Since I moved my blog from blogger I've noticed on many occasions that Chrome would screw up the text rendering on the first view of a page. Hit F5 to refresh and it goes away. For a long time I thought this was related to my use of web-fonts (the excellent Google Web Fonts, but in fact its simpler than that.

Eventually I took the time to look into it a bit more, and narrowed it down to the fact that I am using the text-rendering:optimizeLegibility css directive, which does make a nice difference to the kerning of the fixed-width fonts I'm using (Ubuntu Mono), but also has the apparent side-effect of setting negative margins on those fixed-width texts which make them run into/over surrounding text.

Once I'd figured out what was causing my problem a quick Google search showed I'm not alone. The chromium issue tracker has several relevant bug reports. I chose to add my tuppence to bug 96936

Examples of the bug

Here's what the problem looks like when text-rendering:optimizeLegibility is in use in Chrome 15 (and the as yet unreleased 16 beta):

And here (and also now in the blog you are reading) is how it looks without optimizeLegibility:

If you are reading this in Google Chrome you can check to see if the bug still exists by taking a look at the example text below, which is taken from the sample I submitted to bug 96936. If you see overlapping characters below, the bug is not fixed in your version of Chrome.

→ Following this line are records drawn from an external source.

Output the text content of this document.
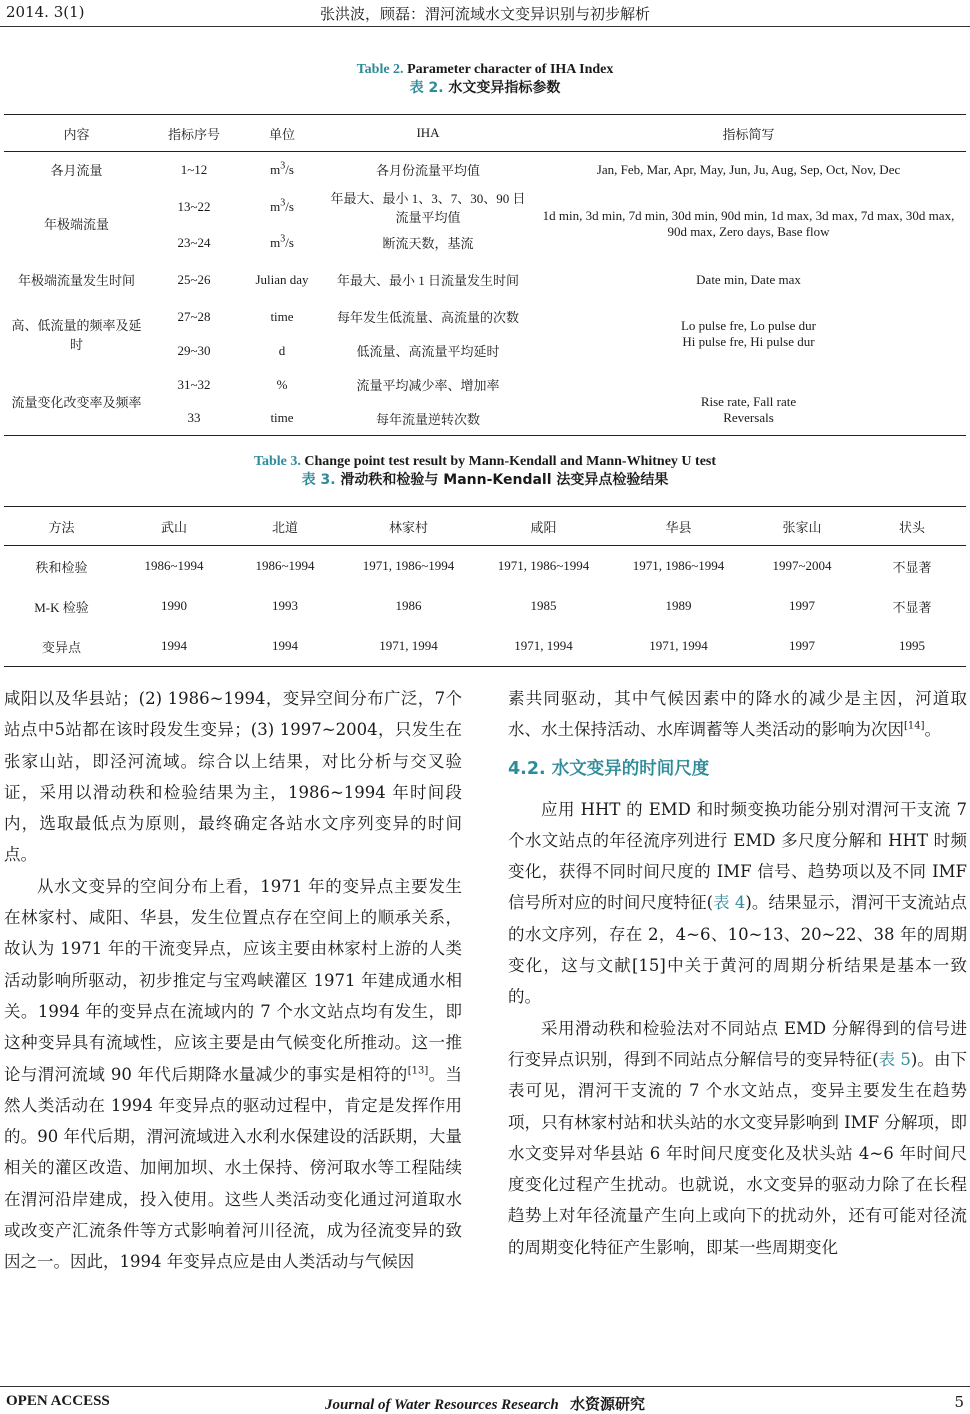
2014. 3(1)	张洪波，顾磊：渭河流域水文变异识别与初步解析
Table 2. Parameter character of IHA Index
表 2. 水文变异指标参数
内容	指标序号	单位	IHA	指标简写
各月流量	1~12	$m^3/s$	各月份流量平均值	Jan, Feb, Mar, Apr, May, Jun, Ju, Aug, Sep, Oct, Nov, Dec
年极端流量	13~22	$m^3/s$	年最大、最小 1、3、7、30、90 日流量平均值	1d min, 3d min, 7d min, 30d min, 90d min, 1d max, 3d max, 7d max, 30d max, 90d max, Zero days, Base flow
	23~24	$m^3/s$	断流天数，基流	
年极端流量发生时间	25~26	Julian day	年最大、最小 1 日流量发生时间	Date min, Date max
高、低流量的频率及延时	27~28	time	每年发生低流量、高流量的次数	Lo pulse fre, Lo pulse dur
Hi pulse fre, Hi pulse dur

	29~30	d	低流量、高流量平均延时	
流量变化改变率及频率	31~32	%	流量平均减少率、增加率	Rise rate, Fall rate
Reversals

	33	time	每年流量逆转次数	
Table 3. Change point test result by Mann-Kendall and Mann-Whitney U test
表 3. 滑动秩和检验与 Mann-Kendall 法变异点检验结果
方法	武山	北道	林家村	咸阳	华县	张家山	状头
秩和检验	1986~1994	1986~1994	1971, 1986~1994	1971, 1986~1994	1971, 1986~1994	1997~2004	不显著
M-K 检验	1990	1993	1986	1985	1989	1997	不显著
变异点	1994	1994	1971, 1994	1971, 1994	1971, 1994	1997	1995

咸阳以及华县站；(2) 1986~1994，变异空间分布广泛，7个站点中5站都在该时段发生变异；(3) 1997~2004，只发生在张家山站，即泾河流域。综合以上结果，对比分析与交叉验证，采用以滑动秩和检验结果为主，1986~1994 年时间段内，选取最低点为原则，最终确定各站水文序列变异的时间点。

从水文变异的空间分布上看，1971 年的变异点主要发生在林家村、咸阳、华县，发生位置点存在空间上的顺承关系，故认为 1971 年的干流变异点，应该主要由林家村上游的人类活动影响所驱动，初步推定与宝鸡峡灌区 1971 年建成通水相关。1994 年的变异点在流域内的 7 个水文站点均有发生，即这种变异具有流域性，应该主要是由气候变化所推动。这一推论与渭河流域 90 年代后期降水量减少的事实是相符的[13]。当然人类活动在 1994 年变异点的驱动过程中，肯定是发挥作用的。90 年代后期，渭河流域进入水利水保建设的活跃期，大量相关的灌区改造、加闸加坝、水土保持、傍河取水等工程陆续在渭河沿岸建成，投入使用。这些人类活动变化通过河道取水或改变产汇流条件等方式影响着河川径流，成为径流变异的致因之一。因此，1994 年变异点应是由人类活动与气候因

素共同驱动，其中气候因素中的降水的减少是主因，河道取水、水土保持活动、水库调蓄等人类活动的影响为次因[14]。

4.2. 水文变异的时间尺度

应用 HHT 的 EMD 和时频变换功能分别对渭河干支流 7 个水文站点的年径流序列进行 EMD 多尺度分解和 HHT 时频变化，获得不同时间尺度的 IMF 信号、趋势项以及不同 IMF 信号所对应的时间尺度特征(表 4)。结果显示，渭河干支流站点的水文序列，存在 2，4~6、10~13、20~22、38 年的周期变化，这与文献[15]中关于黄河的周期分析结果是基本一致的。

采用滑动秩和检验法对不同站点 EMD 分解得到的信号进行变异点识别，得到不同站点分解信号的变异特征(表 5)。由下表可见，渭河干支流的 7 个水文站点，变异主要发生在趋势项，只有林家村站和状头站的水文变异影响到 IMF 分解项，即水文变异对华县站 6 年时间尺度变化及状头站 4~6 年时间尺度变化过程产生扰动。也就说，水文变异的驱动力除了在长程趋势上对年径流量产生向上或向下的扰动外，还有可能对径流的周期变化特征产生影响，即某一些周期变化

OPEN ACCESS	Journal of Water Resources Research 水资源研究	5
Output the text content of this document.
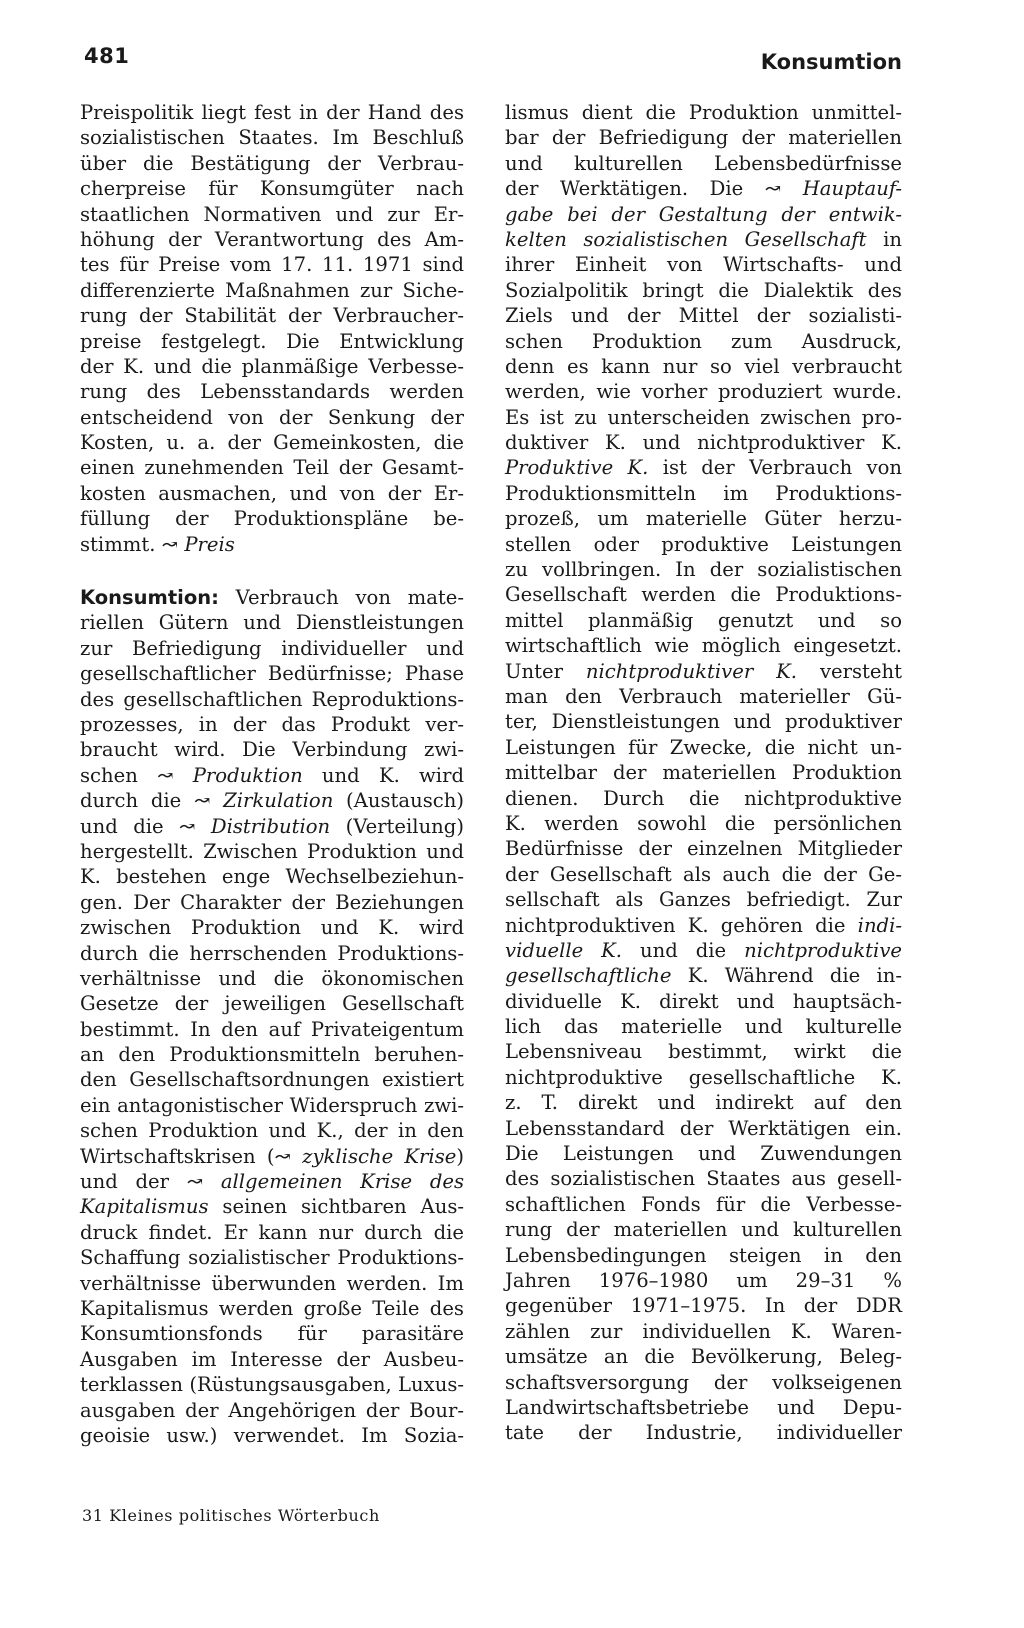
481	Konsumtion
Preispolitik liegt fest in der Hand des
sozialistischen Staates. Im Beschluß
über die Bestätigung der Verbrau-
cherpreise für Konsumgüter nach
staatlichen Normativen und zur Er-
höhung der Verantwortung des Am-
tes für Preise vom 17. 11. 1971 sind
differenzierte Maßnahmen zur Siche-
rung der Stabilität der Verbraucher-
preise festgelegt. Die Entwicklung
der K. und die planmäßige Verbesse-
rung des Lebensstandards werden
entscheidend von der Senkung der
Kosten, u. a. der Gemeinkosten, die
einen zunehmenden Teil der Gesamt-
kosten ausmachen, und von der Er-
füllung der Produktionspläne be-
stimmt. ↝ Preis
Konsumtion: Verbrauch von mate-
riellen Gütern und Dienstleistungen
zur Befriedigung individueller und
gesellschaftlicher Bedürfnisse; Phase
des gesellschaftlichen Reproduktions-
prozesses, in der das Produkt ver-
braucht wird. Die Verbindung zwi-
schen ↝ Produktion und K. wird
durch die ↝ Zirkulation (Austausch)
und die ↝ Distribution (Verteilung)
hergestellt. Zwischen Produktion und
K. bestehen enge Wechselbeziehun-
gen. Der Charakter der Beziehungen
zwischen Produktion und K. wird
durch die herrschenden Produktions-
verhältnisse und die ökonomischen
Gesetze der jeweiligen Gesellschaft
bestimmt. In den auf Privateigentum
an den Produktionsmitteln beruhen-
den Gesellschaftsordnungen existiert
ein antagonistischer Widerspruch zwi-
schen Produktion und K., der in den
Wirtschaftskrisen (↝ zyklische Krise)
und der ↝ allgemeinen Krise des
Kapitalismus seinen sichtbaren Aus-
druck findet. Er kann nur durch die
Schaffung sozialistischer Produktions-
verhältnisse überwunden werden. Im
Kapitalismus werden große Teile des
Konsumtionsfonds für parasitäre
Ausgaben im Interesse der Ausbeu-
terklassen (Rüstungsausgaben, Luxus-
ausgaben der Angehörigen der Bour-
geoisie usw.) verwendet. Im Sozia-
lismus dient die Produktion unmittel-
bar der Befriedigung der materiellen
und kulturellen Lebensbedürfnisse
der Werktätigen. Die ↝ Hauptauf-
gabe bei der Gestaltung der entwik-
kelten sozialistischen Gesellschaft in
ihrer Einheit von Wirtschafts- und
Sozialpolitik bringt die Dialektik des
Ziels und der Mittel der sozialisti-
schen Produktion zum Ausdruck,
denn es kann nur so viel verbraucht
werden, wie vorher produziert wurde.
Es ist zu unterscheiden zwischen pro-
duktiver K. und nichtproduktiver K.
Produktive K. ist der Verbrauch von
Produktionsmitteln im Produktions-
prozeß, um materielle Güter herzu-
stellen oder produktive Leistungen
zu vollbringen. In der sozialistischen
Gesellschaft werden die Produktions-
mittel planmäßig genutzt und so
wirtschaftlich wie möglich eingesetzt.
Unter nichtproduktiver K. versteht
man den Verbrauch materieller Gü-
ter, Dienstleistungen und produktiver
Leistungen für Zwecke, die nicht un-
mittelbar der materiellen Produktion
dienen. Durch die nichtproduktive
K. werden sowohl die persönlichen
Bedürfnisse der einzelnen Mitglieder
der Gesellschaft als auch die der Ge-
sellschaft als Ganzes befriedigt. Zur
nichtproduktiven K. gehören die indi-
viduelle K. und die nichtproduktive
gesellschaftliche K. Während die in-
dividuelle K. direkt und hauptsäch-
lich das materielle und kulturelle
Lebensniveau bestimmt, wirkt die
nichtproduktive gesellschaftliche K.
z. T. direkt und indirekt auf den
Lebensstandard der Werktätigen ein.
Die Leistungen und Zuwendungen
des sozialistischen Staates aus gesell-
schaftlichen Fonds für die Verbesse-
rung der materiellen und kulturellen
Lebensbedingungen steigen in den
Jahren 1976–1980 um 29–31 %
gegenüber 1971–1975. In der DDR
zählen zur individuellen K. Waren-
umsätze an die Bevölkerung, Beleg-
schaftsversorgung der volkseigenen
Landwirtschaftsbetriebe und Depu-
tate der Industrie, individueller
31 Kleines politisches Wörterbuch
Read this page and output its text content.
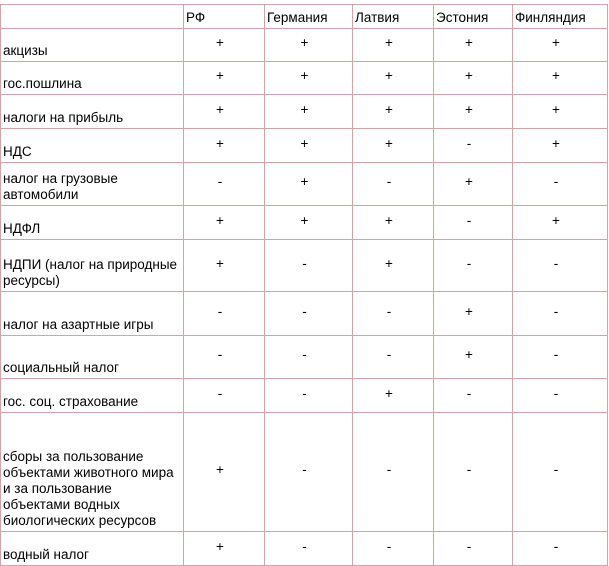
	РФ	Германия	Латвия	Эстония	Финляндия
акцизы	+	+	+	+	+
гос.пошлина	+	+	+	+	+
налоги на прибыль	+	+	+	+	+
НДС	+	+	+	-	+
налог на грузовые автомобили	-	+	-	+	-
НДФЛ	+	+	+	-	+
НДПИ (налог на природные ресурсы)	+	-	+	-	-
налог на азартные игры	-	-	-	+	-
социальный налог	-	-	-	+	-
гос. соц. страхование	-	-	+	-	-
сборы за пользование объектами животного мира и за пользование объектами водных биологических ресурсов	+	-	-	-	-
водный налог	+	-	-	-	-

Code blocks inside paragraphs like this don't look very nice with text-rendering set to optimizeLegibility.

Note: Some interesting characteristics of the bug include:

  1. Text renders correctly if you refresh the page after the initial visit
  2. It appears much worse with certain fonts - fixed-width/monospace fonts in particular seem to suffer
  3. The width of the text appears to be calculated incorrectly, not just margins - you can see this in the first screen-shot where the date tab cuts into the end of "2011".